Piskoposlukların iç özyönetimi, iktidardaki piskopos ve din adamlarının liderliğindeki din adamlarından oluşan sinodlar aracılığıyla gerçekleştirilir. Piskoposluk sinodları, decanties sinodları tarafından seçilir (piskoposluk ve cemaat arasında her yerde bulunmayan bir ara düzey). Dekanlık meclisleri, piskoposluğun özyönetiminin en alt düzeyi olan mahalle konseylerinin üyelerinden oluşur. Cemaat konseyine genellikle papaz veya rektör adı verilen bir rahip başkanlık eder ve konsey aynı zamanda cemaatin müdürünü ve üyelerini de içerir. Mahalle meclisinin asıl görevi iç sorunları çözmektir.
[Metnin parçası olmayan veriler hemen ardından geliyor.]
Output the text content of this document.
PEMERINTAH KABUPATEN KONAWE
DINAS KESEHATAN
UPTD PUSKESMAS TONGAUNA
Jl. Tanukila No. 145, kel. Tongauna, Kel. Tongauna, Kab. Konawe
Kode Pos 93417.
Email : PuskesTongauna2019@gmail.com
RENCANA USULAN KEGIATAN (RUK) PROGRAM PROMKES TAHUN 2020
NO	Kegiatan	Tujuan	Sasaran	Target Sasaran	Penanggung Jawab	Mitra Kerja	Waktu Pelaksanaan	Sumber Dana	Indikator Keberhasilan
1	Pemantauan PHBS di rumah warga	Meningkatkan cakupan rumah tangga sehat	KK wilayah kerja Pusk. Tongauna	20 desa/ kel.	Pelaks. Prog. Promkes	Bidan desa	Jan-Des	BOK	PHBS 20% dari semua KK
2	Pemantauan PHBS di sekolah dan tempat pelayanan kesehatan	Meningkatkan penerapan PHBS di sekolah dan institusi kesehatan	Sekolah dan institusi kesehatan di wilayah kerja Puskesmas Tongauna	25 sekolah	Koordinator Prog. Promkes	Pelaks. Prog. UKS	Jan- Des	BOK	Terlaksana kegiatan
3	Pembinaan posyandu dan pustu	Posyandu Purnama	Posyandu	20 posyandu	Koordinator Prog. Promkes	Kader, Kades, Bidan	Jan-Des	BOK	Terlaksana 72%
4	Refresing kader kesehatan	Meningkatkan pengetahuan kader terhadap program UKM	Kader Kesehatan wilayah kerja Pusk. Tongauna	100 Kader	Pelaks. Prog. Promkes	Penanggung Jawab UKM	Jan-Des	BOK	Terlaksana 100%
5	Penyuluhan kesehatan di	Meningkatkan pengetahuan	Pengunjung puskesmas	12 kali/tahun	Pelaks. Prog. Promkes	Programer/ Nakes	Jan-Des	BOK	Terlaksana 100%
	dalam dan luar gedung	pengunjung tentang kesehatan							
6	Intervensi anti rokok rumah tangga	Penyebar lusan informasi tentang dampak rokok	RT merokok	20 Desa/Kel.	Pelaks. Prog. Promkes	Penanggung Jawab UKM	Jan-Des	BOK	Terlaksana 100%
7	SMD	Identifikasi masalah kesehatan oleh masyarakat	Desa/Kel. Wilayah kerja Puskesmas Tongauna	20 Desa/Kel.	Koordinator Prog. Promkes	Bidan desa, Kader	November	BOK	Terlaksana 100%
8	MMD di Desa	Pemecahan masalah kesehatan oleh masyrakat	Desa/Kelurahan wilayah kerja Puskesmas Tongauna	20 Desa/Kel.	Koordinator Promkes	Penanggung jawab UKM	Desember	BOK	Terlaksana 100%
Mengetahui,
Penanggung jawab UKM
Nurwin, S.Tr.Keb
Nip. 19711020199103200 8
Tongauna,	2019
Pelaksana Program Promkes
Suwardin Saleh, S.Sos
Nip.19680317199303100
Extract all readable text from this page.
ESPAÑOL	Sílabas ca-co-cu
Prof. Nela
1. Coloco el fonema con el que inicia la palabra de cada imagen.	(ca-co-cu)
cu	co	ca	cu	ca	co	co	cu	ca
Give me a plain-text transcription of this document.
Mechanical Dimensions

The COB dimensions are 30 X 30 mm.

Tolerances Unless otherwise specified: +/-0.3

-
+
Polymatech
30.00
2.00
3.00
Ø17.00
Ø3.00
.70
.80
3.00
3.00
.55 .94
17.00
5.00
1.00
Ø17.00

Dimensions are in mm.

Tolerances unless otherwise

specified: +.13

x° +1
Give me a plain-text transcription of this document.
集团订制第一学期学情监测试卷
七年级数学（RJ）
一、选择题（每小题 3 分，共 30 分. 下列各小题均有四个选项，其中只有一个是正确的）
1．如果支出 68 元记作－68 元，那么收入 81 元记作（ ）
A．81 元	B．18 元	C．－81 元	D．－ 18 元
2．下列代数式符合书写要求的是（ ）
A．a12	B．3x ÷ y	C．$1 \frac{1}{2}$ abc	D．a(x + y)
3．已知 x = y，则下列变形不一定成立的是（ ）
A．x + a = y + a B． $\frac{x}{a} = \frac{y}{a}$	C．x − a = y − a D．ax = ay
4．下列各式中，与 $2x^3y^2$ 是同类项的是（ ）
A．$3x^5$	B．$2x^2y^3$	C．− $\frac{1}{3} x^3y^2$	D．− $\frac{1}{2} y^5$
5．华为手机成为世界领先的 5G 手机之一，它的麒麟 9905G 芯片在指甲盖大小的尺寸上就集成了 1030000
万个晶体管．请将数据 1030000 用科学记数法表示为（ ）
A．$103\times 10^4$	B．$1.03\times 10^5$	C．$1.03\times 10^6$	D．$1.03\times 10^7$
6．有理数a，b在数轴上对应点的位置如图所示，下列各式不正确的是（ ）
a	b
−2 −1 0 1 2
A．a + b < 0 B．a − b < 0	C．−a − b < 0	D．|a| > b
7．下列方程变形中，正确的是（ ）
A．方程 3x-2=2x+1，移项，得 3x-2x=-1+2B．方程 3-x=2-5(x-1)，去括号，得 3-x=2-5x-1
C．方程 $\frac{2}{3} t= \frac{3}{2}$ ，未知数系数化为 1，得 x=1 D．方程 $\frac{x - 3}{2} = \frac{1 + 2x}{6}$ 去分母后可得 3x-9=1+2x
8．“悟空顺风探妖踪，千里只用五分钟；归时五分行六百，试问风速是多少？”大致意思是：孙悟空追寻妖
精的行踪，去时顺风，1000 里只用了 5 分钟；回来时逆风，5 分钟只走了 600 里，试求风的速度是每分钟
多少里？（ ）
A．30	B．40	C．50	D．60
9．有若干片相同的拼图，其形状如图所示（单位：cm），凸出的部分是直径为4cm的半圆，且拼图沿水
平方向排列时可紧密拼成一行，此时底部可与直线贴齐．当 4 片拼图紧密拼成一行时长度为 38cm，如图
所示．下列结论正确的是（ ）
İngiltere Kilisesi'nin mülkiyeti ve maliyesi

1704 yılında kilise mülkünün yeniden canlanması sözde başladı. Kiliseye "yoksul din adamlarının bakımı için" bir sübvansiyon sağlayan "Kraliçe Anne'nin hediyesi" (1702-1714). Başlangıçtan beri XIX yüzyıl İngiltere Kilisesi kalıcı bir devlet kazanmaya başladı. harcamaları parlamento tarafından kontrol edilen sübvansiyonlar (1809). 1936'dan bu yana kilise vergileri kaldırıldı (bkz. Kilise vergileri) ve bu nedenle İngiliz Parlamentosu Kilise'ye bir defaya mahsus olmak üzere 70 milyon sterlin tazminat ödedi. Durum organizasyon İngiltere Kilise Komiserleri mali durumu ve kiliseyi kontrol eder. A. Ts'nin mülkü Kilisenin gelirinin büyük kısmı bağışlardan geliyor. 1998 yılında İngiltere Kilisesi, 13 bini mimari ve tarihi anıt olarak kabul edilen 42 katedrale ve 16 bin kiliseye sahipti. Son 10 yılda 131 yeni kilise inşa edildi. Kilisenin yetkisi altında yaklaşık. 5 bin okul.

Kilise hiyerarşisi

Piskoposluğun ve din adamlarının 3 dereceli hiyerarşisinin korunması, A.C.'yi diğer Protestanlardan ayıran yapısının temel prensibidir. Kiliseler. A. Ts, 16. yüzyıldaki Reformasyon sırasında ısrar ediyor. VIII. Henry zamanından itibaren kilisenin hiyerarşileri Katolik'e uygun olarak atandığı için havarisel mirası korudu. gelenek. Anglikanların tarihi havarisel mirasını inkar eden Roma ile bu konuda uzun bir tartışma yaşandı. din adamları olduğu gerekçesiyle Matthew Parker, 1. Başpiskopos. A. Ts., Elizabeth I tarafından restorasyonundan sonra, Karşı Reformasyon sırasında görüşlerinden mahrum bırakılan piskoposlar tarafından rütbesi verildi. Tartışma sırasında Anglikanlar. Din adamları hakem olarak Rus Ortodoks Kilisesi'ne başvurdu (bkz. Anglikan-Ortodoks ilişkileri), ancak Anglikanların kanonikliğini tanımıyordu. hiyerarşi. Roma'nın bu konudaki tutumu Vatikan II'den sonra yumuşadı. Ayrıca A.T'lerin Eski Katoliklerin otoritesine güvenme arzusu da karakteristiktir. Piskoposları Anglikanların törenine katılmaya davet edilen kiliseler. sözde olanlara iletmek için piskoposlar. "geliştirilmiş ardıllık".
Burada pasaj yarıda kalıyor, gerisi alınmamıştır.